Santabarbara believes there is a better way to balance safety and compassion, and emphasized that COVID isn’t the only threat to people in nursing homes.
“Nursing home residents are still continuing to experience physical and emotional pain due to this isolation.”
He and Assemblywoman Mary Beth Walsh, R-Ballston, are co-sponsoring legislation that would give patients in residential health care facilities access to visitation despite COVID-19 restrictions.
Elaine Hickey of Niskayuna is one of those relatives who’ve been fighting for access for most of the year. For months, she and her husband couldn’t see their daughter in the group home where she lives, and now they still can’t see his parents at their respective facilities in Rome.
She fully respects the need for COVID infection control: She, her daughter, her husband and both of his parents have all contracted and recovered from COVID.
But the restrictions can relax, she said. “I think we’re post-second surge, post-vaccine, how much more immune can we get?”
Nursing home residents typically are nearing the end of their lives, Hickey noted, and suffer without the emotional boost of seeing their families.
“It is time for them to have some joy in their lives,” she said.
She dismissed Cuomo’s announcement Monday as “throwing crumbs” to advocates like her, but added she is not a Cuomo hater.
“I have to say I have been supportive of the governor and his actions through the pandemic,” Hickey said. He did a good job flattening the curve, she said, but appears now to be reacting to the backlash over the high nursing home death toll.

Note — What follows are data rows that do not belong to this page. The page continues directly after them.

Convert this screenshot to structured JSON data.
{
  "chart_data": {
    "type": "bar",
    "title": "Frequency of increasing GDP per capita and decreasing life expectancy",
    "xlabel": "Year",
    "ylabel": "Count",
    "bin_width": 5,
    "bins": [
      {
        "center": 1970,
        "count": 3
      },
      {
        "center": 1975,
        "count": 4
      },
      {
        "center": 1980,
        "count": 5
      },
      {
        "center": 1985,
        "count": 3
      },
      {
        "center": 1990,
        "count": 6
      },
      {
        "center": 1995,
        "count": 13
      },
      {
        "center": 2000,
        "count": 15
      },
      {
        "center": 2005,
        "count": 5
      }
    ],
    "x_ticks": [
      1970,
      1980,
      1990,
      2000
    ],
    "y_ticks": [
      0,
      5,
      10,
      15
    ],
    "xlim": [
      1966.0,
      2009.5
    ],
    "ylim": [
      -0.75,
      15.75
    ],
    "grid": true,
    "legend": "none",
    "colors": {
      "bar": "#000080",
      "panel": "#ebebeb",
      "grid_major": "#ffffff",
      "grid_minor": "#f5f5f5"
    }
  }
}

She doesn’t focus on that, either.
“I personally think everyone did the best they could at the time.”
AS SOON AS POSSIBLE
Nursing home operators appreciate the need for family contact with residents, and will likely open when they can.

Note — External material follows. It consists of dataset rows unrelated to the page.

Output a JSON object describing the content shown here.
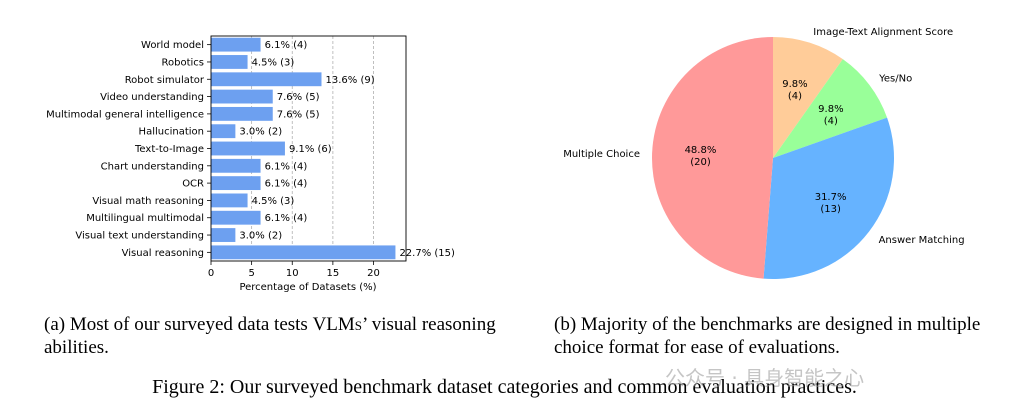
{
  "chart_data": [
    {
      "type": "bar",
      "orientation": "horizontal",
      "categories": [
        "World model",
        "Robotics",
        "Robot simulator",
        "Video understanding",
        "Multimodal general intelligence",
        "Hallucination",
        "Text-to-Image",
        "Chart understanding",
        "OCR",
        "Visual math reasoning",
        "Multilingual multimodal",
        "Visual text understanding",
        "Visual reasoning"
      ],
      "values": [
        6.1,
        4.5,
        13.6,
        7.6,
        7.6,
        3.0,
        9.1,
        6.1,
        6.1,
        4.5,
        6.1,
        3.0,
        22.7
      ],
      "data_labels": [
        "6.1% (4)",
        "4.5% (3)",
        "13.6% (9)",
        "7.6% (5)",
        "7.6% (5)",
        "3.0% (2)",
        "9.1% (6)",
        "6.1% (4)",
        "6.1% (4)",
        "4.5% (3)",
        "6.1% (4)",
        "3.0% (2)",
        "22.7% (15)"
      ],
      "xlabel": "Percentage of Datasets (%)",
      "ylabel": "",
      "xlim": [
        0,
        24
      ],
      "xticks": [
        0,
        5,
        10,
        15,
        20
      ],
      "grid": "x-dashed",
      "bar_color": "#6da0f0"
    },
    {
      "type": "pie",
      "slices": [
        {
          "label": "Image-Text Alignment Score",
          "value": 9.8,
          "pct_label": "9.8%",
          "count_label": "(4)",
          "color": "#ffcc99"
        },
        {
          "label": "Yes/No",
          "value": 9.8,
          "pct_label": "9.8%",
          "count_label": "(4)",
          "color": "#99ff99"
        },
        {
          "label": "Answer Matching",
          "value": 31.7,
          "pct_label": "31.7%",
          "count_label": "(13)",
          "color": "#66b3ff"
        },
        {
          "label": "Multiple Choice",
          "value": 48.8,
          "pct_label": "48.8%",
          "count_label": "(20)",
          "color": "#ff9999"
        }
      ]
    }
  ],
  "captions": {
    "a_prefix": "(a) Most of our surveyed data tests ",
    "a_vlms": "VLMs",
    "a_suffix": "’ visual reasoning abilities.",
    "b": "(b) Majority of the benchmarks are designed in multiple choice format for ease of evaluations.",
    "main": "Figure 2: Our surveyed benchmark dataset categories and common evaluation practices."
  },
  "watermark": "公众号 · 具身智能之心"
}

Wilkinson Residential Healthcare Facility in Amsterdam was one of the nursing homes that ran a successful campaign against COVID for much of 2020, then got hit in the second wave with a round of infections and a series of resident deaths.
The last resident infection was confirmed on Dec. 25, and the population is long since COVID-free. However, a staff member from an ancillary department at St. Mary’s Healthcare tested positive late this month, reseting the clock to zero. The earliest Wilkinson can open to visitation is March 8.
Barring any news infections, it plans to open that day.
Wilkinson administrator Todd Zbytniewski said given the recent level of infections in Montgomery County, the facility is going to be cautious about testing.
“On a recent call with resident family members, we discussed how they felt about the new visitation guidelines and their thoughts on testing,” he said via email. “Currently, per the state’s guidance, testing for visitors is only required if your county’s COVID-19 positivity rate is 5% or greater. We have made the decision, in conjunction with resident family members, that as long as supplies and resources are available, we will be testing all visitors that enter Wilkinson.”
Centers Health Care in the Bronx, a large operation that has 10 facilities in and near the Capital Region, said each of its nursing homes makes the call based on its own situation, but the shared goal is to open as soon as possible after the 14-day threshold is crossed. State approval is required, which can take a day or two, and appointment and testing systems have to be set up before the visits can actually happen, so the doors may not open exactly on day 15.
“All in all, although most of our facilities have zero positive cases currently, we are cautiously optimistic about these numbers as we welcome back families in the very near future,” a spokesman said via email.